Determining how a zebra might best appear in formal wear doesn’t fall under your typical stylist’s purview, but for Tug Rice, it’s just another day on the job.
“Zebras have got a very wide neck and a tail and, of course, stripes,” Rice tells Robb Report. “So, do you go subtle with the pattern in the fabric and go in the complete opposite direction of the stripes, or do you try and match it? These are the fun questions that keep me up at night.”
His subjects, however, are not flesh-and-blood but pen-and-paper. The self-taught illustrator has carved out a unique niche. The 31-year-old’s scenes, whether they appear on Instagram, fine bone china or in the case of that dapper Zebra, a social media campaign commissioned by Scalamandré, depict well-attired characters in elegant, brightly colored settings.
“It’s traditional in that I’m drawing people doing things in places, which is not necessarily what a lot of people are interested in drawing now, as far as I can tell,” Rice says of his work. And yet, his “narrative” illustrations have received a warm reception, leading to collaborations with the likes of Stubbs & Wootton, Louis Sherry and the Carlyle Hotel, and have graced the pages of Travel & Leisure, Harper’s Bazaar and Elle Décor. He also accepts private commissions, and his prints are sold at galleries including Eerdmans New York.
Rice, who grew up in Pennsylvania’s Lehigh Valley and studied drama at Carnegie Mellon before moving to New York, takes after his grandfather, a Bethlehem Steel foreman who taught himself to paint and pursued the artist’s life full-time after encouragement from 20th century modern art giant Andrew Wyeth. Rice believes some of the popularity of his work stems from the sense of bygone glamour his illustrations evoke. Black tie abounds, and the grand hotels of New York and London are frequent settings (and their patrons are frequent subjects).

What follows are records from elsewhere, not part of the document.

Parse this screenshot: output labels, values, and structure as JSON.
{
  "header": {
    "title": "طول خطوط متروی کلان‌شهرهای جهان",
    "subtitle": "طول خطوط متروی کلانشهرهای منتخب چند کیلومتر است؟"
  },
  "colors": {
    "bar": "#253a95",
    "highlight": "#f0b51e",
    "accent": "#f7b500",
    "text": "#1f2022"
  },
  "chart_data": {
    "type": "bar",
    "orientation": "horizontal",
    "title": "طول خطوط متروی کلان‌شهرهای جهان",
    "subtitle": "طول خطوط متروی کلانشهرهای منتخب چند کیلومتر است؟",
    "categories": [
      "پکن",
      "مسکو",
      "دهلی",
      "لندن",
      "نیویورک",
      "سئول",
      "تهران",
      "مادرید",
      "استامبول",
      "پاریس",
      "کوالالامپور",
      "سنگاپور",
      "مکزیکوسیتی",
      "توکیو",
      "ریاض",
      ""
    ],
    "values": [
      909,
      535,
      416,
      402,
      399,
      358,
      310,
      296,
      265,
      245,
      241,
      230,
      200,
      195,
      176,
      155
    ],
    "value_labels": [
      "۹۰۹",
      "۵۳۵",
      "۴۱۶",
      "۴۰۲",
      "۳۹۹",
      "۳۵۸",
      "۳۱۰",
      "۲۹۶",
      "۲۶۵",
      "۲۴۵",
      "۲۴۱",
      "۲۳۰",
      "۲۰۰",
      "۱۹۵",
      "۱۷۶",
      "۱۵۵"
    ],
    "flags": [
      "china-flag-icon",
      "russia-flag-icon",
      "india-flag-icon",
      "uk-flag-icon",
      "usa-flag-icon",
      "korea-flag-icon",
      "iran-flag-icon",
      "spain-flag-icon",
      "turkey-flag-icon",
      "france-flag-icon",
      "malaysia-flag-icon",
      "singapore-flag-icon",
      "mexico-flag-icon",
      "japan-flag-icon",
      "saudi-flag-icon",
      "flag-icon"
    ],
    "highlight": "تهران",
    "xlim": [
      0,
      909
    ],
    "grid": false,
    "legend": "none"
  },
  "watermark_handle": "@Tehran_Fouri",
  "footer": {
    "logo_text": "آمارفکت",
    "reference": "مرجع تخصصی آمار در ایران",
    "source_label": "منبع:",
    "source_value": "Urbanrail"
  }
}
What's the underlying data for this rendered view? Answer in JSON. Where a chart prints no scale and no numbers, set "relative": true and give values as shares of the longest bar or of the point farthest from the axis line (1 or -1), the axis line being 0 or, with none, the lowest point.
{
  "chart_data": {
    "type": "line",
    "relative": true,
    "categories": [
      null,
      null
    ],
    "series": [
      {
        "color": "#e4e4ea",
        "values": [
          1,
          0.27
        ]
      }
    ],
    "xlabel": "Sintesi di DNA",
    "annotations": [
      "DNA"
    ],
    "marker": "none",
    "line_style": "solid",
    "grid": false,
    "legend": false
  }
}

“There’s a sense of nostalgia, but something about it feels fresh and playful,” Rice says. “It’s never stale…there’s that balance between what I perceive to be a real nostalgia for past decades while staying relevant for today. My scenes are typically places that have been around for a while and aren’t going anywhere.”
But for all the romance of The Ritz London or Fifth Avenue at Christmastime, it’s the people that bring his illustrations to life. According to Rice, much of their inspiration is drawn from present-day Manhattan.
“People costume themselves when they wake up, when they’re walking their dog or are out with their shopping bags, and it’s very theatrical. A lot of people want to be seen. As an artist, I was fascinated by the extreme side of that, and the subtlety, and had to rush home to sketch it out. That’s kind of what evolved into a profession.”
But unlike the Scott Schumans of the world, Rice has final say over how his subjects are attired. He notes that many of the outfit choices happen organically, as he fills in a scene. “There’s a lot of black tie—but what if someone’s in a cream-colored dinner jacket?” he says of one prospective illustration. “What does that do? He’s going to stand out in the picture, and that’s going to tell a whole new story.”
His most recent collaboration is with Halcyon Days, a London-based purveyor of fine bone china, which has utilized his artwork in bangles, dinner plates, musical boxes and more. The partnership was brokered by Paul Feig and his wife, who befriended Rice during a weekend in Palm Beach and introduced him to Halcyon Days CEO Pamela Harper.
The star of the ongoing Halcyon Days Tug Rice collection is undoubtedly Hal the Bear, an anthropomorphic ursine who owes something of a stylistic debt to the dandyish director. “He’s not unlike Paul Feig, not unlike a lot of the dapper dandies that we know through Instagram or through the magazines,” Rice says. “He’s a bear about town, and I think what’s fun is that we’ve expanded on him and he’s got a future, and I don’t know exactly who he is.”
Hal may still be finding his own style, but Rice says that future collaborations with Halcyon Days will see him attired in golfing wear and a tweed suit for the races. And as for his young creator, it appears that Rice, too, is going places.